Meine Damen und Herren, die CDU-Fraktion lehnt den Gesetzentwurf der Landesregierung und dementsprechend auch den Änderungsantrag von RotGrün ab. Ich bitte um Unterstützung für unseren eigenen Antrag. – Ich danke Ihnen.
Sehr geehrter Herr Präsident! Liebe Kolleginnen und Kollegen! Herr Dr. Bergmann, es ist sehr schön von Ihnen, dass Sie die Ziele des Gesetzentwurfs teilen. Ich weiß auch von dem Kollegen Bombis, dass er die Ziele des Gesetzentwurfs teilt.
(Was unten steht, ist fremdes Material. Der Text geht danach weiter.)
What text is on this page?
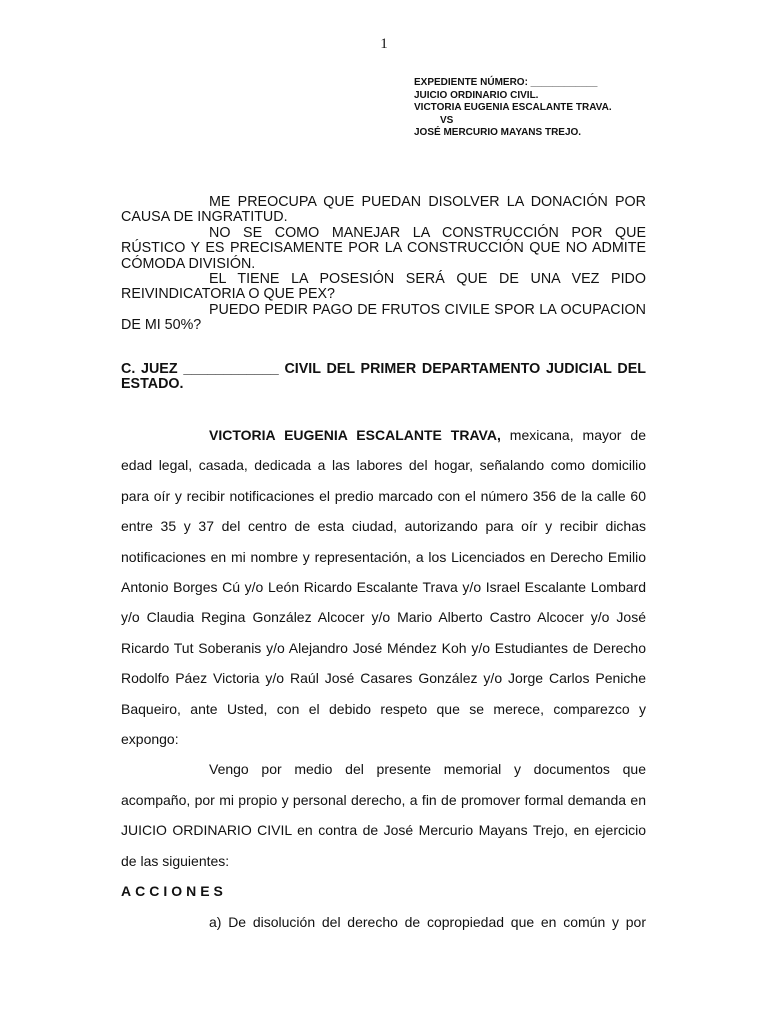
1
EXPEDIENTE NÚMERO: ____________
JUICIO ORDINARIO CIVIL.
VICTORIA EUGENIA ESCALANTE TRAVA.
VS
JOSÉ MERCURIO MAYANS TREJO.

ME PREOCUPA QUE PUEDAN DISOLVER LA DONACIÓN POR CAUSA DE INGRATITUD.

NO SE COMO MANEJAR LA CONSTRUCCIÓN POR QUE RÚSTICO Y ES PRECISAMENTE POR LA CONSTRUCCIÓN QUE NO ADMITE CÓMODA DIVISIÓN.

EL TIENE LA POSESIÓN SERÁ QUE DE UNA VEZ PIDO REIVINDICATORIA O QUE PEX?

PUEDO PEDIR PAGO DE FRUTOS CIVILE SPOR LA OCUPACION DE MI 50%?

C. JUEZ ____________ CIVIL DEL PRIMER DEPARTAMENTO JUDICIAL DEL ESTADO.

VICTORIA EUGENIA ESCALANTE TRAVA, mexicana, mayor de edad legal, casada, dedicada a las labores del hogar, señalando como domicilio para oír y recibir notificaciones el predio marcado con el número 356 de la calle 60 entre 35 y 37 del centro de esta ciudad, autorizando para oír y recibir dichas notificaciones en mi nombre y representación, a los Licenciados en Derecho Emilio Antonio Borges Cú y/o León Ricardo Escalante Trava y/o Israel Escalante Lombard y/o Claudia Regina González Alcocer y/o Mario Alberto Castro Alcocer y/o José Ricardo Tut Soberanis y/o Alejandro José Méndez Koh y/o Estudiantes de Derecho Rodolfo Páez Victoria y/o Raúl José Casares González y/o Jorge Carlos Peniche Baqueiro, ante Usted, con el debido respeto que se merece, comparezco y expongo:

Vengo por medio del presente memorial y documentos que acompaño, por mi propio y personal derecho, a fin de promover formal demanda en JUICIO ORDINARIO CIVIL en contra de José Mercurio Mayans Trejo, en ejercicio de las siguientes:

ACCIONES

a) De disolución del derecho de copropiedad que en común y por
Aber es gehören nicht nur Lippenbekenntnisse im politischen Alltag dazu, sondern auch ein politischer Gestaltungswillen. Diesen Gestaltungswillen haben wir in der Form gezeigt, dass wir den Gesetzentwurf auf die Reise geschickt und umgesetzt haben. Wenn Sie die Ziele tatsächlich teilen, würden Sie diesem Gesetzentwurf zustimmen, weil er die Grundlage für faire Beschaffung und für fairen Handel in der öffentlichen Beschaffungswelt bildet.
Ich finde es bezeichnend von Ihnen, dass Sie einen Halbsatz aus der Anhörung zitieren; Sie beziehen sich auf die Vertreter der Stadt Dortmund.
An diesem Beispiel war sehr eklatant, dass es im Grunde genommen bei Vertretungen, die in Anspruch nehmen, die gesamten Mitglieder zu vertreten – egal, ob es Städtevertretungen oder Unternehmensvertretungen sind –, nicht die Ableitung gibt, dass alles durch diese Meinung gesettlet ist. Denn es war klar herauszuhören, dass gerade die Stadt Dortmund sagt: Wir haben schon immer nach diesen Grundsätzen gelebt.